Она-то рассказала ему про Уго, подарила ему Уго. Ее отец – вот кто делился с ней всем, что имел: она была в курсе его финансовых дел, знала о его могуществе, окружении, покупке людей и вещей, прибылях и убытках, об увольнении служащих, безжалостном, как обрезка гнилых ветвей. Эдуард же никогда не говорил о своих делах, не очень-то ревновал к ее окружению, не интересовался ее повседневной жизнью, ее делами, ее фотожурналом, издававшимся на набережной Анатоля Франса. Любую мелочь из него приходилось вытягивать настойчивыми вопросами, которые только злили его. Когда она играла на рояле, он не подходил послушать. А ведь она при желании могла бы стать известной пианисткой, если бы так не боялась публики. Ей хотелось, чтобы он разделил с ней абсолютно все. Хотелось, чтобы он питал к ней безграничное

доверие. Она опасалась, что ее страсть пугает его, не хотела быть ему в тягость, быть чересчур навязчивой. Опасалась, что он учует ревность, которая незаметно росла в ее сердце и которую ей уже не удавалось скрывать. Ревность к каждой его мысли, к каждой минуте его жизни, к каждому воспоминанию, даже к его одежде – этим темно-зеленым и синим одеяниям, таким мрачным, всегда из шерсти, из альпаки, из кашемира, – непонятно даже, где он такие откапывал. Она зашагала вниз по черно-мраморным ступеням – медленно, осторожно, словно боялась упасть, крепко держась за розоватые перила.

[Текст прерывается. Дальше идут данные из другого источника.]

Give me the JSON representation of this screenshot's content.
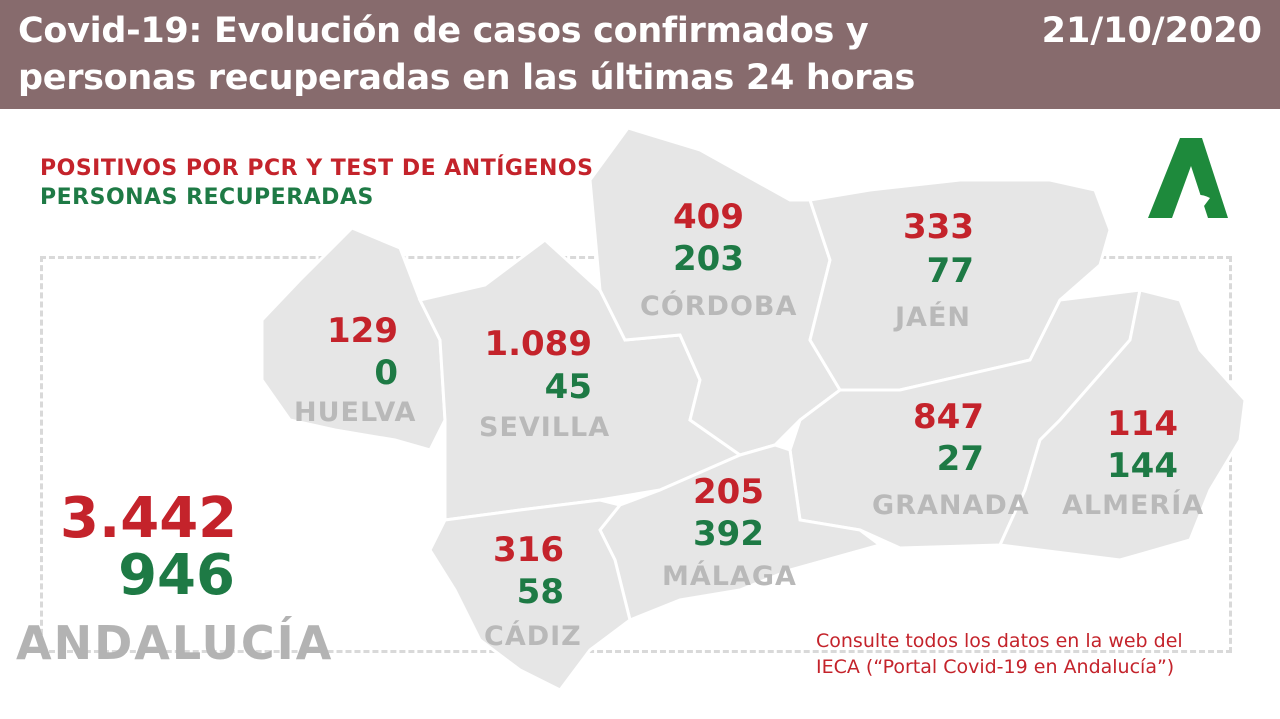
{
  "header": {
    "title": "Covid-19: Evolución de casos confirmados y personas recuperadas en las últimas 24 horas",
    "date": "21/10/2020"
  },
  "legend": {
    "positives": "POSITIVOS POR PCR Y TEST DE ANTÍGENOS",
    "recovered": "PERSONAS RECUPERADAS"
  },
  "provinces": {
    "cordoba": {
      "name": "CÓRDOBA",
      "positives": "409",
      "recovered": "203"
    },
    "jaen": {
      "name": "JAÉN",
      "positives": "333",
      "recovered": "77"
    },
    "huelva": {
      "name": "HUELVA",
      "positives": "129",
      "recovered": "0"
    },
    "sevilla": {
      "name": "SEVILLA",
      "positives": "1.089",
      "recovered": "45"
    },
    "granada": {
      "name": "GRANADA",
      "positives": "847",
      "recovered": "27"
    },
    "almeria": {
      "name": "ALMERÍA",
      "positives": "114",
      "recovered": "144"
    },
    "malaga": {
      "name": "MÁLAGA",
      "positives": "205",
      "recovered": "392"
    },
    "cadiz": {
      "name": "CÁDIZ",
      "positives": "316",
      "recovered": "58"
    }
  },
  "total": {
    "name": "ANDALUCÍA",
    "positives": "3.442",
    "recovered": "946"
  },
  "note": {
    "line1": "Consulte todos los datos en la web del",
    "line2": "IECA (“Portal Covid-19 en Andalucía”)"
  },
  "colors": {
    "header_bg": "#876b6d",
    "positives": "#c4232b",
    "recovered": "#1e7a45",
    "map": "#e6e6e6",
    "logo": "#1e8a3c"
  },
  "icons": {
    "logo": "junta-andalucia-logo"
  }
}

Она вспоминала его взгляд: глаза не скрывали обуревавших его чувств, лучились жизнью, детской радостью, доверием. Но ей было неведомо, что это за радость, что это за жизнь, что это за доверие, потому что губы, так любимые ею, никогда не выражали вслух этих чувств. А она жаждала получить от него хоть частичку этой радости. Ей хотелось жить. Она мысленно повторила слово «жить», продолжая свой боязливый путь вниз, ступень за ступенью, все так же судорожно хватаясь за перила. Даже речи быть не может о том, что это выльется в легкий адюльтер, в короткое приключеньице, затеянное по случаю хорошей погоды и весны, сказала она себе. Она разведется. Она уже разводится.

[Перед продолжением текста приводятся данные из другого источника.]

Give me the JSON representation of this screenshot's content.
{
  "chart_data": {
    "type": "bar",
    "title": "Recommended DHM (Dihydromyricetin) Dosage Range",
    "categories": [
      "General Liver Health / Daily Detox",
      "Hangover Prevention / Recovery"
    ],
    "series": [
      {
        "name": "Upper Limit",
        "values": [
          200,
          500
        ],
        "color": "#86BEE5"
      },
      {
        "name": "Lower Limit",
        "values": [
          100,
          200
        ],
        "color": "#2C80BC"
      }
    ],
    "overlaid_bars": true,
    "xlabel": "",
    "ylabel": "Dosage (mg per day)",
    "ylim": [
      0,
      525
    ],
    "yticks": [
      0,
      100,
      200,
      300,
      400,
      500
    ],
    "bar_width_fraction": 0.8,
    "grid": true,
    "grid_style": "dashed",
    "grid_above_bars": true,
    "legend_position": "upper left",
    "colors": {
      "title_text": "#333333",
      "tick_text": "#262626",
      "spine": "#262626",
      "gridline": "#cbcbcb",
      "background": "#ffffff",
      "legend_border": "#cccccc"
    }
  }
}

Коричневые или красные силуэты людей стирались в клочьях тумана. От причала отошло какое-то судно. Эдуард стоял на набережной в ожидании тетушки Отти, вглядываясь в негустую толпу пассажиров на деревянных сходнях. Ветер злобно трепал его черные волосы, передняя прядь то и дело падала на глаза и колола веки. Ему было холодно. В детстве он страстно любил смотреть на отъезды. Он мог часами торчать в порту на берегу, упиваясь этой загадкой – или чудом, от которого испуганно сжималось сердце: где бы ни оказывались люди, на пароходе или на суше, но и отбывшие, и оставшиеся всякий раз удалялись друг от друга, медленно и неумолимо уменьшаясь прямо на глазах. И уже нельзя было обнять любимых, с которыми разлучило море. Они превращались в крохотные точки, малюсенькие фигурки, затерянные в пространстве. Какая-нибудь чайка, севшая на железные перила причала, откуда глядели провожающие, или на поручень кормы парохода или катера, где отплывшие искали глазами людей на берегу, могла заслонить собой целую деревню, целый океанский лайнер. А потом точечки уменьшались вконец, растворившись в морской хмари. И все эти гигантские плавучие сооружения и все живые существа на их борту бесследно исчезали.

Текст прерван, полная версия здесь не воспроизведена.